Brexit impact dawns on lorry drivers as customs officials target them at Port
‘Is your business going to survive after 11pm on Friday if you haven’t done anything?’
You have to get up very early in the morning to catch Dublin Port’s customs officials on their latest Brexit drive.
The first fingers of dawn are barely visible on the eastern horizon when yellow-vested customs officers arrived at Dublin Port at 5am in time for the first ferry sailings into the port.
Their mission, which started last Friday, is to give customs advice to truck drivers in advance of Brexit and to hand out leaflets. It is a beautiful morning, with hardly a breath of wind, the calm before the storm, a little like Brexit itself.
There is an air of unreality about events. A no-deal Brexit, which will transform activity at the port and make life for hauliers a lot more complicated, is due on Friday unless politicians reach agreement or something turns up like the character out of Dickens.
The leaflet outlines what truck drivers must do in the event of a no-deal Brexit. Unless an agreement is reached at 11pm on Friday, Britain will become a third country as far as customs declarations are concerned.
Companies will have to make a customs declaration if they are trading with the UK. It will be made via an entry summary declaration (ESD) for which truck drivers will be given a master reference number (MRN). This will determine whether they will be in the green lane which means they can exit the port without stopping or in the red channel where they risk being detained by customs officials.
Strictly speaking it is not the responsibility of truck drivers to ensure that the goods they are carrying are customs compliant. That is the responsibility of the company which is transporting the goods, but they will be the ones at the cutting edge of any delays.
The head of Revenue’s Brexit policy unit, Lynda Slattery says they have already targeted others “further up the food chain” in a series of seminars since Christmas.
Nevertheless, even with Brexit looming, only half of the 84,000 business in Ireland that trade with the UK have registered for customs declarations.
“The big issue is how prepared are businesses,” she states. “The State will be able to respond from Friday. The feedback from our seminars is that businesses are not sure if Brexit will happen or not.”
Her warning to wavering businesses is blunt. They must prepare for an imminent hard Brexit.

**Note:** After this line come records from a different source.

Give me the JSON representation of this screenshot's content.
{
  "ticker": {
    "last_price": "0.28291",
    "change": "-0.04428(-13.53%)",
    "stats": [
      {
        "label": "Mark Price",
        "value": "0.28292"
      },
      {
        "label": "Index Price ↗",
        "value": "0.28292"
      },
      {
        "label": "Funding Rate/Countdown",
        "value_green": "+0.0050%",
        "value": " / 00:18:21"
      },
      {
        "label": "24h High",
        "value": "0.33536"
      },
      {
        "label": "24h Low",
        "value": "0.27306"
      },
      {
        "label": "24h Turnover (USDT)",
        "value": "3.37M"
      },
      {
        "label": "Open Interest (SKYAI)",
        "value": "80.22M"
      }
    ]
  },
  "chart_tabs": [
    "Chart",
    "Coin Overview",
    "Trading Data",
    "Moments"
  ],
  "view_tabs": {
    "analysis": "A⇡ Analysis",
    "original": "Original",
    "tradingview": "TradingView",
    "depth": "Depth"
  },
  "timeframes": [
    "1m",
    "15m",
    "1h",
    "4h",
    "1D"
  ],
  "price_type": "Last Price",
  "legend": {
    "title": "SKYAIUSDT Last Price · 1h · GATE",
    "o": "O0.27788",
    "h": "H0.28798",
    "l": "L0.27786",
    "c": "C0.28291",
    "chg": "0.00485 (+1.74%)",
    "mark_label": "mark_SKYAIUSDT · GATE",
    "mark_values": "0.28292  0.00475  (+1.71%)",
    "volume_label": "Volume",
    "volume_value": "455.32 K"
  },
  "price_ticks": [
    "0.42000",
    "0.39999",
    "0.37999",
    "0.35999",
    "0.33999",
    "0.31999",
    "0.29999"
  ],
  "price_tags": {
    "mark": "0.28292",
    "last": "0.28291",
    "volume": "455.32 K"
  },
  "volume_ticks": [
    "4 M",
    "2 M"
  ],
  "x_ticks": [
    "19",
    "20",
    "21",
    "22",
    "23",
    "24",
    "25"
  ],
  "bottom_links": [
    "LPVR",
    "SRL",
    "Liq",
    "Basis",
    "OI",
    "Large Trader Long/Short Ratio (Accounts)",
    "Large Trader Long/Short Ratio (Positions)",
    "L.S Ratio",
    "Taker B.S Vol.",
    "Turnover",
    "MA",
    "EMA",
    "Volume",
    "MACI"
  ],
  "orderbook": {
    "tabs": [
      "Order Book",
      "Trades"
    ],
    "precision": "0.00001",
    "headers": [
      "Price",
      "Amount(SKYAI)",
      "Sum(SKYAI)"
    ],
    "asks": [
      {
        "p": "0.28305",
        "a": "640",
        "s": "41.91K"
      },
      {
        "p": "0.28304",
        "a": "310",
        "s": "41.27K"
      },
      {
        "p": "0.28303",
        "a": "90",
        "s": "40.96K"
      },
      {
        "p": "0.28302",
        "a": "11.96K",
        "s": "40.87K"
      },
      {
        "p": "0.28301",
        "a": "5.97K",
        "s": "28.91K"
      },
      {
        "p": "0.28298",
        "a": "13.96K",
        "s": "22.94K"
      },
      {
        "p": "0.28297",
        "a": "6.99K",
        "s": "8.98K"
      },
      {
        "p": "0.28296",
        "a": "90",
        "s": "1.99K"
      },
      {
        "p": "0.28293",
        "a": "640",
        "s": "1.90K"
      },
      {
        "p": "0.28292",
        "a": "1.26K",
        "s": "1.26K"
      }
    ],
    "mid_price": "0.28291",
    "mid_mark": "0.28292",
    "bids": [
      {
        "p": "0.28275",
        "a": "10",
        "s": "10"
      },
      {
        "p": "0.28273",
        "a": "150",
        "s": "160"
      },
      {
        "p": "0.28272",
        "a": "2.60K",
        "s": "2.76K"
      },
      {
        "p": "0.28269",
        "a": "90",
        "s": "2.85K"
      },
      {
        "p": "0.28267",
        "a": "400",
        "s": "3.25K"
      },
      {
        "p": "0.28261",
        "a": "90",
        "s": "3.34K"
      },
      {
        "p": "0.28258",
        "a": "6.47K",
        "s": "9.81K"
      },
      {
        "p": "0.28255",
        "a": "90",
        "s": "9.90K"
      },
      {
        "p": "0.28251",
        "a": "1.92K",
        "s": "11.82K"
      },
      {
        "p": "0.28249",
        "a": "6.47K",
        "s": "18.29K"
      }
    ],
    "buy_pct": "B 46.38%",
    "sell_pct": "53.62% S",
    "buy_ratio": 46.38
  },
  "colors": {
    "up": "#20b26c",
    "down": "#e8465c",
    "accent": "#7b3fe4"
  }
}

“Is your business going to survive after 11pm on Friday night if you haven’t done anything? That’s a genuine question for businesses.”
Rita O’Hanlon, one of the customs officials handing out fliers, said many of the lorry drivers they had spoken to had not received any information about the matter before being approached by them.
She said the views of cross-channel lorry drivers ranged from “absolute fear to total ambivalence – some of them don’t believe Brexit will go ahead and others say they haven’t a clue about what is happening. Some have an abject fear of being delayed for hours in the port.”
One truck driver, who didn’t want to be named, cheerily predicted that Brexit “won’t happen. It will dwindle out and the next thing there will be nothing.”
“I could lose my run because of it. I’m on a set run. I have a half an hour to get to Ashbourne, tip a truck and get back into Dublin Port and I will have to clear customs twice.”
“Everybody from the UK is going to use UK boats rather than going through the South. It will hurt shipping in the South,” he said.